I’ve been riding bicycles for as long as I can remember, since I was a wee little kid actually, and throughout my school years, I was mad about BMX and then I was crazy about road cycling. I also used to be quite into running because there’s nothing better for generating endorphins, but as the hours spent at the gym led to me putting on a fair amount of muscle, my body began to mutter and moan under the impact of running. Eventually, it began to voice its objection to running in no uncertain terms – ankle and knee injuries, shin splints and general discomfort became a fact of life as I headed over 90kg, and once I got closer to 100kg, that was all she wrote.

So running was unfortunately off the agenda but much to my deep dismay, so was cycling. A back injury at gym coupled with a slightly dodgy spinal formation meant that the hunched over position that a road bike required was impossible for me to maintain for more than a few minutes. Even more upright bikes sometimes proved troublesome, so cycling went on the back burner in favour of more gym workouts, and the crosstrainer became my preferred cardiovascular training outlet.

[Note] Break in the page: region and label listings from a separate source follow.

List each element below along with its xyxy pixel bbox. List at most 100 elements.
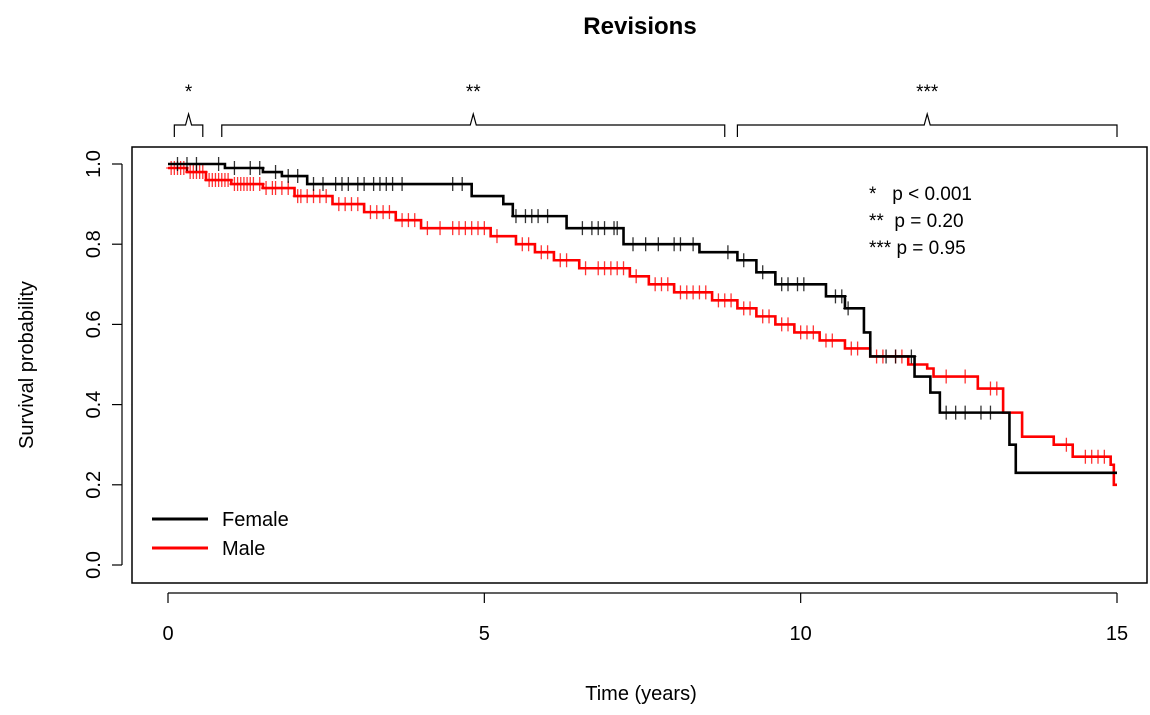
series-male	[166, 161, 1117, 487]
censor-mark-male	[422, 221, 433, 236]
censor-mark-female	[457, 177, 468, 192]
censor-mark-female	[906, 349, 917, 364]
censor-mark-male	[726, 293, 737, 308]
censor-mark-female	[447, 177, 458, 192]
censor-mark-female	[960, 405, 971, 420]
censor-mark-male	[700, 285, 711, 300]
censor-mark-female	[172, 157, 183, 171]
censor-mark-male	[580, 261, 591, 276]
censor-mark-male	[783, 317, 794, 332]
censor-mark-female	[510, 209, 521, 224]
censor-mark-female	[191, 157, 202, 171]
plot-frame	[131, 146, 1148, 584]
censor-mark-male	[384, 205, 395, 220]
survival-curve-female	[168, 162, 1117, 475]
x-tick-label: 0	[162, 623, 173, 645]
censor-mark-female	[640, 237, 651, 252]
censor-mark-female	[688, 237, 699, 252]
x-axis: 0 5 10 15	[162, 592, 1128, 645]
censor-mark-female	[950, 405, 961, 420]
x-tick-label: 10	[790, 623, 812, 645]
censor-mark-female	[533, 209, 544, 224]
censor-mark-female	[254, 161, 265, 176]
annotation-line-2: ** p = 0.20	[869, 211, 964, 232]
y-axis: 0.0 0.2 0.4 0.6 0.8 1.0	[83, 150, 123, 579]
y-axis-label: Survival probability	[16, 281, 38, 449]
censor-mark-female	[653, 237, 664, 252]
censor-mark-male	[1099, 449, 1110, 464]
censor-mark-female	[941, 405, 952, 420]
censor-mark-female	[318, 177, 329, 192]
bracket-label-1: *	[185, 82, 193, 103]
censor-mark-female	[798, 277, 809, 292]
censor-mark-male	[1061, 437, 1072, 452]
censor-mark-male	[618, 261, 629, 276]
censor-mark-male	[254, 177, 265, 192]
censor-mark-female	[181, 157, 192, 171]
censor-mark-female	[359, 177, 370, 192]
survival-curve-male	[168, 166, 1117, 487]
x-axis-label: Time (years)	[585, 683, 696, 705]
y-tick-label: 0.2	[83, 471, 105, 499]
legend: Female Male	[152, 509, 289, 560]
censor-mark-male	[523, 237, 534, 252]
censor-mark-female	[783, 277, 794, 292]
censor-mark-female	[881, 349, 892, 364]
legend-label-male: Male	[222, 538, 265, 560]
censor-mark-female	[612, 221, 623, 236]
censor-mark-male	[409, 213, 420, 228]
censor-mark-male	[197, 165, 208, 180]
censor-mark-male	[283, 181, 294, 196]
censor-mark-male	[479, 221, 490, 236]
censor-mark-male	[941, 369, 952, 384]
comparison-brackets: * ** ***	[173, 82, 1118, 137]
censor-mark-female	[213, 157, 224, 171]
y-tick-label: 0.4	[83, 391, 105, 419]
censor-mark-male	[223, 173, 234, 188]
bracket-label-3: ***	[916, 82, 939, 103]
chart-title: Revisions	[583, 13, 696, 40]
y-tick-label: 1.0	[83, 150, 105, 178]
censor-mark-male	[960, 369, 971, 384]
censor-mark-male	[435, 221, 446, 236]
censor-mark-female	[722, 245, 733, 260]
bracket-1	[173, 111, 204, 137]
censor-mark-male	[808, 325, 819, 340]
censor-mark-female	[308, 177, 319, 192]
censor-mark-male	[662, 277, 673, 292]
y-tick-label: 0.6	[83, 310, 105, 338]
censor-mark-female	[836, 289, 847, 304]
censor-mark-female	[270, 165, 281, 180]
legend-label-female: Female	[222, 509, 289, 531]
censor-mark-female	[975, 405, 986, 420]
censor-mark-female	[675, 237, 686, 252]
censor-mark-female	[387, 177, 398, 192]
censor-mark-female	[890, 349, 901, 364]
annotation-line-1: * p < 0.001	[869, 184, 972, 205]
annotation-line-3: *** p = 0.95	[869, 238, 966, 259]
censor-mark-male	[745, 301, 756, 316]
censor-mark-male	[321, 189, 332, 204]
censor-mark-male	[542, 245, 553, 260]
censor-mark-male	[561, 253, 572, 268]
y-tick-label: 0.8	[83, 230, 105, 258]
censor-mark-male	[764, 309, 775, 324]
censor-mark-female	[985, 405, 996, 420]
censor-mark-male	[631, 269, 642, 284]
censor-mark-male	[991, 381, 1002, 396]
censor-mark-female	[229, 161, 240, 176]
censor-mark-female	[292, 169, 303, 184]
bracket-2	[221, 111, 726, 137]
censor-mark-female	[577, 221, 588, 236]
bracket-label-2: **	[466, 82, 481, 103]
censor-mark-female	[599, 221, 610, 236]
censor-mark-male	[491, 229, 502, 244]
censor-mark-female	[757, 265, 768, 280]
censor-mark-female	[542, 209, 553, 224]
series-female	[168, 157, 1117, 475]
bracket-3	[736, 111, 1118, 137]
censor-mark-female	[343, 177, 354, 192]
censor-mark-male	[352, 197, 363, 212]
censor-mark-male	[827, 333, 838, 348]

In 2010, I got a bee in my bonnet and decided that I had to get back on a bike, so I bought a GT mountain bike (MTB). For months, every ride was followed by a painful recovery session as my back complained. Slowly but surely however, my back seemed to adapt, and as long as I didn’t spend too much time on the bike in one day, and assuming I didn’t try to hunch over too much to avoid headwinds, the GT became a regular companion.

The hassle was that I spent most of my time on the road around Auckland, almost never taking the bike off road where it actually belonged. And as anyone who’s ridden an MTB with fat tyres on the road will attest, the things are pretty slow. That’s great for getting fit but it’s pants for getting around in a hurry or for covering longer distances.

There’s also the “overtaken by all” factor to consider. At times, it seemed that everyone from septuagenarians to little kids would come whooshing past me while I was either grinding away in a big gear, or spinning away like a hamster in a little gear. Switching to thinner tyres would have made sense but I liked the ability to avoid Auckland’s notoriously bad drivers by barreling up onto the pavement when I needed to.

But a road bike was still off the menu – hunching over was a problem, so I resigned myself to being slow and fit. Until I started my 30-Day Bikram Yoga challenge (as detailed here). After a month of daily hot yoga classes, my back was feeling good, as in really good. And when I kept on going after the 30 days, it felt better still.

I still wasn’t really considering a change of bikes. It was the middle of winter, and with unpredictable weather a continual thorn in my side, I just wasn’t riding as much. Then one Sunday night, I was looking for a movie to watch, and I chose Premium Rush, a movie about bike messengers set in New York City. It didn’t review all that well but my reasoning was that I like bikes and I like NYC, so how bad could it be?

As it turned out, the movie was a lot of fun, but it provoked a strange kind of existential angst. After moving to Tauranga earlier this year to concentrate on my writing, I’d been feeling a touch bored, and the endless NYC cityscapes made me realise just how much I missed certain aspects of big city life. On top of that, out of the blue, the cycling scenes (with the hero riding a fixed gear bike) made me very aware of just how badly I wanted to get back onto a road bike. Considering that I’d never, ever wanted to ride a fixie, I was somewhat amazed by how much more the simplicity of the fixie appealed to me over the lycra wearing, gear changing, carbon fibre complexity of the road bike set.

DrF-Reid1Faced with another impending midlife crisis (I pretty much try to have one every few years to keep things fresh) covering two choices – move back to the big city or get a fixie, I elected to go for the least disruptive option and to just go with my gut and buy a basic bike to see if my newly rebuilt back could hack the road bike life.

Being a good Kiwi, my first point of call for shopping late on a Sunday night was TradeMe. The very next day, my new fixie was on the way.